Today's post is brought to you by Penny, from a Sweet Grace Blog. Penny and I started communicating when she began commenting on the blog. Then one day, I received a beautiful and heart-felt email from her requesting my address. A few days later, I received a lovely card and picture of her daughter Grace (and yes, both parent guest bloggers have a daughters named Grace - It's kismet!) The card was both a "Thank-you for writing" and a "Diaversary" card celebrating Grace's first "Diaversary." It's one of the best gifts I've ever received.
Penny's voice as a blogger is strong one. If you haven't read her blog, "A Sweet Grace," you need to!
Thanks for guest blogging for me today Penny - I appreciate it so much!
The Gift of G(g)race
Penny & her gift of Grace~
Change always comes bearing gifts. ~Price Pritchett
I remember watching her be born. I asked that the drapes be lowered during this final c-section so that I could see my third child come into the world. She was pink, big, messy, howled like a banshee and she was all ours. We named her Grace. I didn’t know then, but I think I do now, how very fitting that name would come to be.
Grace was diagnosed Type 1 in January 2009 at the age of 6. The story resembles other stories I am sure you have heard - the thirst, the urinating, the hunger. Yes, the same, same, same. Five days in the hospital and I left knowing more than I ever wanted to about diabetes. Can I tell you that I was scared out of my life? I was. Much the same as when a new parent leaves the hospital thinking ‘They let me leave here with her! I don’t know what to do!!!’ - I thought the same thing as I left with Grace that January day.
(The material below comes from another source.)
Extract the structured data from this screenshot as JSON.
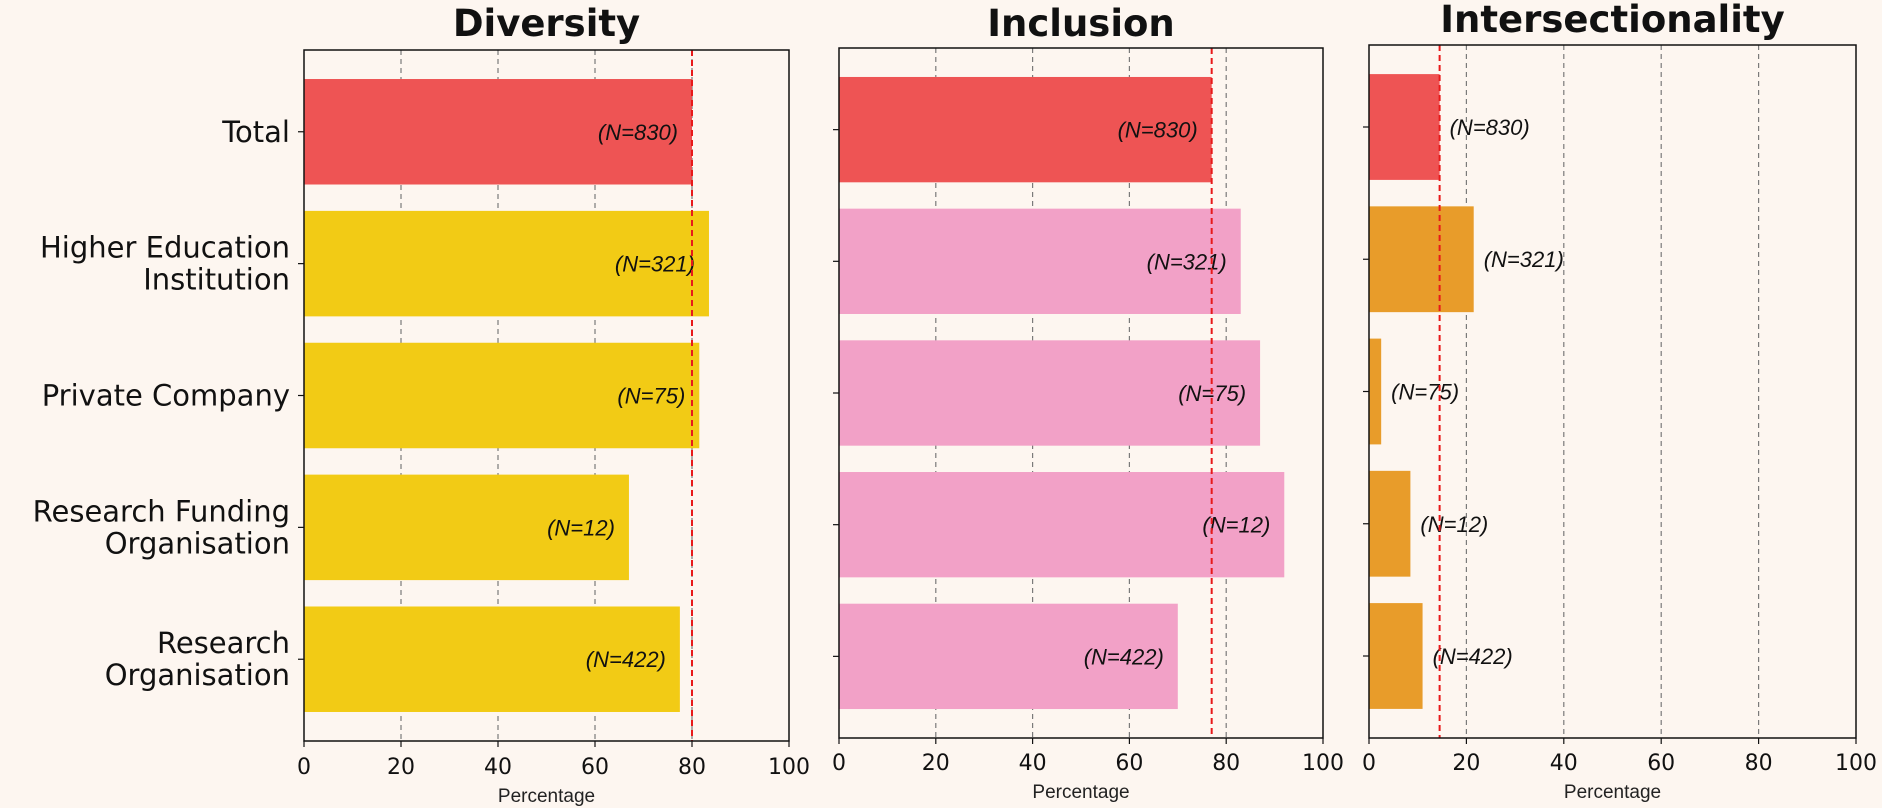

What I didn’t know, and what most parents don’t know when they leave the hospital with that tiny bundle, is how much a parent learns and grows, and how much parenting itself changes their very soul. It is the same. I left the hospital after the diagnosis and the changes began. I became a parent for the second time to Grace, in a much more profound way.
Caring for a child with diabetes becomes what I do with most of my day now and part of who I am. It defines us D Moms and Dads in ways we cannot even fathom. I belong to a tightknit bunch of D-Ms and D-Ds and in them I have found my soul. With them, there is acceptance and understanding that surpasses all measure. I get the dark jokes we tell each other. I know the fear, all too well. I know the 3:00 am thoughts. I cheer on the perfect numbers. I puzzle over the unexplained. I commiserate with Moms who feels their children’s highs, and worry about the lows. I question. I answer. I cry and I rejoice. I also transcend to a higher level. I learn grace. I learn about accepting both the darkness and the light.
I learned that the D will do what it wants sometimes, no matter how hard I try to control it. That it sometimes does what it wants, as I am an imperfect pancreas for a perfect child. I learned that my faith, that tells me it will all be well in the end, has gotten me through more days that I can count. I learned that it is her body and her diabetes, and I learned to respect both as hers. I learned that my battles lie in engaging with insurance companies about the care of my child. I learned I am ferocious and I will fight to the end for Grace to have a healthy and well-adjusted life. I learned that her emotional and mental health is just as important as her physical health. I learned how to enjoy every damn minute of this ride, cause I don’t know when it will end.
Grace has learned too. This is her new normal. It is our new normal. She is beyond resilient because of diabetes. She is smart and funny and wise and charming and deadpan serious at times and she most definitely gets the joke, and she did all of that even before she had diabetes. Now she is more. More than herself. More caring. More empathetic, more understanding, more Grace. She has learned that life is not fair, the hard way. I think of adults who do not know that lesson yet. I think it’s a gift that she knows it now, so she can get on with living and not resenting. She has learned that people care for her in deep and wondrous ways. She has learned again and again, how very much she is loved. She has learned that diabetes is not all of who she is. It is one small piece of her larger self. Grace has learned that ‘it is what it is’. Perhaps through diabetes she has learned acceptance and to play the cards she is dealt, rather than wishing for a different hand.
This journey with diabetes has placed a sense of grace at my side, with Grace at my side. It has changed me to my very core. I have found that there are gifts in this diabetes, for her and for me.